Les médecins hospitaliers « ne seront pas les complices muets d’une politique sanitaire désuète et coupable ! », mettent en garde, dans un communiqué commun, plusieurs syndicats et collectifs de praticiens hospitaliers (APH, Amuf, CIH, Snphare, SuDF, etc.). Ceux-ci ont appris que la Dr Caroline Brémaud avait été démise de ses fonctions de cheffe de service des urgences du CH de Laval (Mayenne), le 23 novembre.
Pour justifier leur décision, le directeur de l’hôpital et le président de la CME auraient évoqué le « prétexte de gouvernance unifiée », soit « la fin des services pour créer un chef de département unique regroupant les urgences et le Samu-Smur », précise les syndicats.
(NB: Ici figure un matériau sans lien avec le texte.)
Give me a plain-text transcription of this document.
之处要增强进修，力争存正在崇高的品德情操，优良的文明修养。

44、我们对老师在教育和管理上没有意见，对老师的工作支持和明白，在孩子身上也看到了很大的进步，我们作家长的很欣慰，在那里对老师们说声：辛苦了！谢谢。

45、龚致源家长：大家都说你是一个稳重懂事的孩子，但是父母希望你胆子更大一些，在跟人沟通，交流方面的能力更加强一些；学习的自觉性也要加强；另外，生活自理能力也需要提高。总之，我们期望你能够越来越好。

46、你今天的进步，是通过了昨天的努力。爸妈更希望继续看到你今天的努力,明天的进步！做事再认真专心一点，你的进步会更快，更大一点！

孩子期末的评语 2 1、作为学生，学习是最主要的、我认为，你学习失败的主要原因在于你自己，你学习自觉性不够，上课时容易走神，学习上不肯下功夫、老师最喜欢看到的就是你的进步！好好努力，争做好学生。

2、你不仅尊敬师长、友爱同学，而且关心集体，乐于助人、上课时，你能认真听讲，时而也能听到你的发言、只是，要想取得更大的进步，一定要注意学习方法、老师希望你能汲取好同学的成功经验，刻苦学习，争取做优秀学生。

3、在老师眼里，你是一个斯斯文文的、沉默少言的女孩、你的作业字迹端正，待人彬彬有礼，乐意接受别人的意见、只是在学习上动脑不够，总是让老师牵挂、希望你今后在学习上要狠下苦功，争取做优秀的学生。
Mais cette décision avait plutôt vocation à « priver de toute responsabilité » une médecin qui a « osé dire la vérité à nos concitoyens » et combattu « les mensonges complices » des tutelles, subodorent encore les organisations.
Lanceur d'alerte
Depuis des années, la médiatique ex-cheffe de service alerte publiquement sur le manque cruel de moyens humains au centre hospitalier – et au-delà sur la crise du système de santé. Cette destitution est « ignoble et contraire aux droits d’expression de chaque citoyen » car elle signifie que « les directions stigmatisent les lanceurs d’alerte », estime encore le communiqué des syndicats, qui espèrent rendre justice à l’urgentiste.
Les organisations de PH solidaires préviennent qu'ils s’opposeront « à toute tentative d’intimidation ou à toute sanction vis-à-vis des praticiens hospitaliers », lorsque ces derniers « s’expriment publiquement dans les médias pour informer la population sur le délitement programmé de l’hôpital public ».
Pas un cas isolé
Contactée par Le Quotidien, la Dr Isabelle Simon, pneumologue au CH de Compiègne et membre du CIH, estime que cette affaire de mise à l'écart est loin d’être un cas isolé. Selon elle, la Dr Brémaud « n’est pas le seul médecin à avoir été destitué, placardisé ou harcelé pour avoir dénoncé une situation alarmante ». Une situation qu’elle juge « inquiétante » car « il s’agit de faire taire les gens sur le manque de lits, le manque de personnel et la surcharge de travail ». La Dr Brémaud, ajoute-t-elle, aurait été sanctionnée pour avoir communiqué dans les médias et avoir dérangé au passage certaines personnes considérant que « cela diminue l’attractivité de son territoire ».
Des informations confirmées par un autre médecin, qui souhaite rester anonyme. « Pour certains, la mobilisation du Dr Brémaud nuit à l’attractivité du département. Il fallait la faire taire, parce que c’est plus facile de lui couper la tête que de travailler sur la problématique de l’attractivité ». Par exemple, l’urgentiste du CH de Laval aurait dénoncé, trop haut, trop fort, dans la presse locale « l’effondrement du système de santé et la situation catastrophique sur le plan local, en particulier les nombreuses fermetures des urgences de l'hôpital la nuit », avance le même médecin.
« Propos qui dérangent »
Également contacté par Le Quotidien, le Dr Marc Noizet, président de Samu-Urgences de France (SUdF), estime lui aussi que l'urgentiste a été sanctionnée pour « avoir tenu des propos qui dérangent ». Mais « ce n’est pas parce que vous fermez les yeux sur une situation que vous évitez le danger », poursuit le président de SUdF, qui apporte son soutien à l’urgentiste. D’autant que, sur le fond, « les professionnels, malgré les effets d’annonce du ministre, ne voient rien changer dans leur quotidien : pas de réouverture des lits, pas de personnel en plus, pas d’amélioration de l’aval urgences ».
La Dr Brémaud pourra enfin compter sur le soutien de Laurence Cohen, ancienne sénatrice communiste du Val-de-Marne, qui vient d'adresser un courrier à Aurélien Rousseau, pour dénoncer une décision « qui ressemble à une sanction incompréhensible », « une décision injuste et contre-productive ».